Scientific classification
- Kingdom: Plantae
- Clade: Tracheophytes
- Clade: Angiosperms
- Clade: Eudicots
- Clade: Asterids
- Order: Gentianales
- Family: Rubiaceae
- Genus: Cinchona
- Species: C. mutisii
- Binomial name: Cinchona mutisii Lamb.
- Synonyms: Cinchona microphylla Pav. ex Lamb.; Cinchona microphylla Pav.; Cinchona mutisii var. microphylla Wedd.; Cinchona quercifolia Pav. ex Lamb.;

= Cinchona mutisii =

- Genus: Cinchona
- Species: mutisii
- Authority: Lamb.
- Conservation status: EN
- Synonyms: Cinchona microphylla Pav. ex Lamb., Cinchona microphylla Pav., Cinchona mutisii var. microphylla Wedd., Cinchona quercifolia Pav. ex Lamb.

Species of flowering plant

Cinchona mutisii is a species of flowering plant in the family Rubiaceae. It is a tree with papery leaves, green to yellow flowers, and capsule fruits. The species is native to Ecuador.

Cinchona mutisii was described in 1821, and is listed as Endangered by the IUCN.

==Taxonomy==
The species was described by Aylmer Bourke Lambert in 1821. Paul Carpenter Standley treated it as a synonym of Cinchona pubescens.

==Distribution==
Cinchona mutisii is native to the wet tropical biome of southern Ecuador. It grows at elevations of 2000-3500 m.

==Description==
Cinchona mutisii is a tree that grows up to 6 m tall and 15 cm wide.

The leaves are papery when dry, 2.8-7 cm long, 1.4-3.4 cm wide, and ovate to oblong in shape. The leaf stems are 0.5-1.3 cm long.
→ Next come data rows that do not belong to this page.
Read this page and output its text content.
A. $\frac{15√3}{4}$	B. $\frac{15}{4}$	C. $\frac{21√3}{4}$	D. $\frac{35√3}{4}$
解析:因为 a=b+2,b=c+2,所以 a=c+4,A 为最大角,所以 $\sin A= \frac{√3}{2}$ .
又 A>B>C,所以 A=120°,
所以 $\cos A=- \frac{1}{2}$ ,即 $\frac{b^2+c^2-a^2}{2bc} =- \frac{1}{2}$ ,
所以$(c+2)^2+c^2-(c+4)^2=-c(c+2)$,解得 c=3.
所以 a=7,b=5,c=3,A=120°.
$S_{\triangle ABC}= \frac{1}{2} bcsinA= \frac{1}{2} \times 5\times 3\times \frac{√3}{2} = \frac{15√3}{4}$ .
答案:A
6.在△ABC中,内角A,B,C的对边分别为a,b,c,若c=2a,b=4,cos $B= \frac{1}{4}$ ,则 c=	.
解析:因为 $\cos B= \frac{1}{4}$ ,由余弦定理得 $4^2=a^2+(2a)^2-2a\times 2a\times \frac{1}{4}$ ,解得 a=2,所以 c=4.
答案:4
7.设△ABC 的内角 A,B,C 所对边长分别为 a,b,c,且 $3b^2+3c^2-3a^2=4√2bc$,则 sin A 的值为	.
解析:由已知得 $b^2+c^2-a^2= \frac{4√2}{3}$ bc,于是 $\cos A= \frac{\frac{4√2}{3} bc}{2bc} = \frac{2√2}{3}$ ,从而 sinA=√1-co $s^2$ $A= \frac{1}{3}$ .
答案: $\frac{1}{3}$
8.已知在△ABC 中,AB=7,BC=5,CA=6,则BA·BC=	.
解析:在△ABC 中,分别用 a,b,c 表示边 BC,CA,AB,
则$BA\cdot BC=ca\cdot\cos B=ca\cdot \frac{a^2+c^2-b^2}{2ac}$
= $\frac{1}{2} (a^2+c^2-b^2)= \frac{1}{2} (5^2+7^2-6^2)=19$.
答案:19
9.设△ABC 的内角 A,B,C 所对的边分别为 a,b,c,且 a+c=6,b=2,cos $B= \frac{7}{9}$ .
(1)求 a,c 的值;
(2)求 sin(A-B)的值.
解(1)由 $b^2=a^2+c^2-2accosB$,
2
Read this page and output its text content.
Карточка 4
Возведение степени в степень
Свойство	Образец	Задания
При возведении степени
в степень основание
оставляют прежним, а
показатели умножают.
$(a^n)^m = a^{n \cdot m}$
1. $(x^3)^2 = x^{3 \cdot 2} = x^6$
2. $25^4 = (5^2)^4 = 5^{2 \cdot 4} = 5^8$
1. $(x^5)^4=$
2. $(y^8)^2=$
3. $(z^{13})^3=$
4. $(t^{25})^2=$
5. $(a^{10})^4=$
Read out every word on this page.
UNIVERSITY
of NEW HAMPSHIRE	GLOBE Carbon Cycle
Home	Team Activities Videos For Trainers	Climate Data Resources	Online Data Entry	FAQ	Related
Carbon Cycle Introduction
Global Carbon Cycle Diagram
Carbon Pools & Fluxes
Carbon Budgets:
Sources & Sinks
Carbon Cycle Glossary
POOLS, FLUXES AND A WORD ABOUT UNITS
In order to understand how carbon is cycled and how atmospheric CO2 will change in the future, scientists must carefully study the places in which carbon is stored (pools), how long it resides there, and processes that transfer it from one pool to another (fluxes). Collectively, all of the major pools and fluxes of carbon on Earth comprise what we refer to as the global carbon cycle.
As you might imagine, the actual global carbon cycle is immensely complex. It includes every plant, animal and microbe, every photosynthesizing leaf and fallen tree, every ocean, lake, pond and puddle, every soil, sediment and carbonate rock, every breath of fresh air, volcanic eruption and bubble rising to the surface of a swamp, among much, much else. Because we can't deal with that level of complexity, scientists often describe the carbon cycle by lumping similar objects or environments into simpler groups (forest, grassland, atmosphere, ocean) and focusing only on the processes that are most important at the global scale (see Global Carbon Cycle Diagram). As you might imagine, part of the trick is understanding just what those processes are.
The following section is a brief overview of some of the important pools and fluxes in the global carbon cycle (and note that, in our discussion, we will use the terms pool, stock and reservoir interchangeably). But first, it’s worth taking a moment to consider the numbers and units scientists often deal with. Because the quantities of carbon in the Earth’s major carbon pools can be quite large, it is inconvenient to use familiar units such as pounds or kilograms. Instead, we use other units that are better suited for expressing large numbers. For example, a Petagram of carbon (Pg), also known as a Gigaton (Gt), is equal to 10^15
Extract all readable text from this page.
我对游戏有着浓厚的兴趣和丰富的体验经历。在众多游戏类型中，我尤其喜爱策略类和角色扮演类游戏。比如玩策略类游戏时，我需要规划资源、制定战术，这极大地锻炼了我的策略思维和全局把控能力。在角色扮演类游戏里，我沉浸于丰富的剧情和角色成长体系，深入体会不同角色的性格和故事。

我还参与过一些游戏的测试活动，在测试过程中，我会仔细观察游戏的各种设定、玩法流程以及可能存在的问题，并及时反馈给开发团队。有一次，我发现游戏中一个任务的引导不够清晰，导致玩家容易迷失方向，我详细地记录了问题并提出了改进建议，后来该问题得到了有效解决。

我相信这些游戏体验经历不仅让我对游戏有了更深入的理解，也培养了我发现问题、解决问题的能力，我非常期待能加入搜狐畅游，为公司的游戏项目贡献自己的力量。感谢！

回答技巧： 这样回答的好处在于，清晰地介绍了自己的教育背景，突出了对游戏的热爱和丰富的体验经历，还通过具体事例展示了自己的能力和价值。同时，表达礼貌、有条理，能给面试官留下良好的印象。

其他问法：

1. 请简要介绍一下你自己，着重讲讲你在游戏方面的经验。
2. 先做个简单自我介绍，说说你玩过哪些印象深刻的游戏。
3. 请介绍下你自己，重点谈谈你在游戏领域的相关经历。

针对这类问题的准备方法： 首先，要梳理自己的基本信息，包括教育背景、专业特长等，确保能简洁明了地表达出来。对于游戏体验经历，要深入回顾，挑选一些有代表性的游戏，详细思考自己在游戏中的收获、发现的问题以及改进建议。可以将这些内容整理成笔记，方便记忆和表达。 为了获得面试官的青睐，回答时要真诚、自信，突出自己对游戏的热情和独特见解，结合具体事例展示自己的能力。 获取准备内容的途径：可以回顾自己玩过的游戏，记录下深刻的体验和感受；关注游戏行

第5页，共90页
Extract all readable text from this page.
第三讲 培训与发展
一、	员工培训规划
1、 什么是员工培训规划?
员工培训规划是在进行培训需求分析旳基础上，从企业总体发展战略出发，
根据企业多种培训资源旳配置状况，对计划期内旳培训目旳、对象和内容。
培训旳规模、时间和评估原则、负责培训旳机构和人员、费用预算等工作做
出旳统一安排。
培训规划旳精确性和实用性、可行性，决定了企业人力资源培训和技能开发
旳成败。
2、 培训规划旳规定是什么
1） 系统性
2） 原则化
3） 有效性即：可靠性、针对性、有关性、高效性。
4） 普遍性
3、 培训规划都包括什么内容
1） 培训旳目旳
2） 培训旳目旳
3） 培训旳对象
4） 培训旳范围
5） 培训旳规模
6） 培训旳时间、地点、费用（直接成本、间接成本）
The calyx is 2.8-4.6 mm long, and has 0.9-1.8 mm long lobes. The corolla is tube-shaped, 8.9-12 mm long, green to yellow on the outside, and dark purplish on the inside. The corolla has 3.5-6.4 mm long lobes.

The fruit is a dehiscent, ellipsoid capsule, measuring 11-21 mm long, and 7-10 mm wide. The seeds are 6.2-7.1 mm long, and 3.1-3.5 mm wide.

==Conservation==
In 2024, the IUCN assessed Cinchona mutisii as Endangered.

==Nomenclature==
In Spanish, the species is known as Crespilla.